In this case, since there are four bonding domains and no nonbonding domains, the electron-domain geometry will be a tetrahedral shape. Since the molecular geometry only accounts for the positions of bonded atoms and all atoms are bonded, the molecular geometry will also be tetrahedral.

In this situation, with three bonding domains and two nonbonding domains, the electron-domain geometry is trigonal bipyramidal. For the molecular geometry, we must consider only the positions of the bonded atoms. The nonbonding domains take up equatorial positions, so the molecular geometry will be T-shaped, as there will be three bonded atoms along with a 90-degree bond angle.

In this case, five bonding domains and one nonbonding domain add up to a total of six electron domains. Therefore, the electron-domain geometry is octahedral. The molecular geometry must account only for the positions of the bonded atoms. The nonbonding domain will occupy one position, while the bonded atoms will occupy the other five positions, giving the molecular geometry a square pyramidal shape.

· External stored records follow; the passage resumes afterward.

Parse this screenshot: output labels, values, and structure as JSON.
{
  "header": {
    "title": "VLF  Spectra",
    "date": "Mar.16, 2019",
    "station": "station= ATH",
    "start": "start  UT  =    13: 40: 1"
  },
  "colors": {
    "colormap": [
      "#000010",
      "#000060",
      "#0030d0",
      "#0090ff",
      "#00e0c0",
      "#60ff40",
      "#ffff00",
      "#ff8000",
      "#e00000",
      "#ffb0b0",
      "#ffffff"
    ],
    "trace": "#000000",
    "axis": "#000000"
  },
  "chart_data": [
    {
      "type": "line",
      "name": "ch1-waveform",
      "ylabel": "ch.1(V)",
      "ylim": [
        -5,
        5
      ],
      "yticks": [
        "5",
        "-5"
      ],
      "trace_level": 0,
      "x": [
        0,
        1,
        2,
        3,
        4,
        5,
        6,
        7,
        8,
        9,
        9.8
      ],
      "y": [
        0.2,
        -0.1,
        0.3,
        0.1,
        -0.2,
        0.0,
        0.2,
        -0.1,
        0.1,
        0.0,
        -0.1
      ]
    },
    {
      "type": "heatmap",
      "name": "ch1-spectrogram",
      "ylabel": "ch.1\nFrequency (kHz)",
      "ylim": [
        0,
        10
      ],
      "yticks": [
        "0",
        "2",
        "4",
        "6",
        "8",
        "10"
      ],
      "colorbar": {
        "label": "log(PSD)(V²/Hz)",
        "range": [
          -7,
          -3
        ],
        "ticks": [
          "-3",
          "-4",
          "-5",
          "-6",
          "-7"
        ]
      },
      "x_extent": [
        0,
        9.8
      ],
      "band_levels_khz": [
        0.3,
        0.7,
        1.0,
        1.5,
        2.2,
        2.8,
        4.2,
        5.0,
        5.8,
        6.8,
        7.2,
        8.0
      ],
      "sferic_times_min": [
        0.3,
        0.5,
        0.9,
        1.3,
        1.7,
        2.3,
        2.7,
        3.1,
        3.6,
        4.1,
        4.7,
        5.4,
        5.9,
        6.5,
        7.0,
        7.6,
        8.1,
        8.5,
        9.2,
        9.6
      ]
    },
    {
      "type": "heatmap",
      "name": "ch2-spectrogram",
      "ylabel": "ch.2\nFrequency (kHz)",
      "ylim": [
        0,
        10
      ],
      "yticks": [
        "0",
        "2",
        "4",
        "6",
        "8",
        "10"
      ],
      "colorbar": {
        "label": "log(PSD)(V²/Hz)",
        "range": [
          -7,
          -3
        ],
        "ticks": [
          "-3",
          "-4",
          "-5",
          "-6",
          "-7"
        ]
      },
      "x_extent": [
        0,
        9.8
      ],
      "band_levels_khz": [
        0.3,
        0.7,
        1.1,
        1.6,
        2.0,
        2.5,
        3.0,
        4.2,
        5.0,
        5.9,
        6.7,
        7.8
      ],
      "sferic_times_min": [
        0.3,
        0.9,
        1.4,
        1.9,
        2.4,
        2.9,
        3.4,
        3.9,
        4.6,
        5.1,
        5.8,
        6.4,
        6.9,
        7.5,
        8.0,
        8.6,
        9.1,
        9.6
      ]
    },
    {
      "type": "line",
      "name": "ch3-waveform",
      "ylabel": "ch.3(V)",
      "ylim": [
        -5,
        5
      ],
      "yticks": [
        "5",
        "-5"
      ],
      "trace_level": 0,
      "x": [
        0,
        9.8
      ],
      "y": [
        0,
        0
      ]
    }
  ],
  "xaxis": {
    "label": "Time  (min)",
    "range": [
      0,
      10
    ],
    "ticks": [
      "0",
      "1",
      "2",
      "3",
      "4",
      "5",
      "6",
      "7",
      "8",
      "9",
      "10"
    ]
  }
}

In this scenario, four bonding domains and two nonbonding domains together make up a total of six electron domains, so the electron-domain geometry will be octahedral, similar to the case of (c). Regarding the molecular geometry of this molecule, the two nonbonding domains will be located on opposite sides of the central atom, while the four bonding domains form a square plane. Consequently, the molecular geometry will be square planar.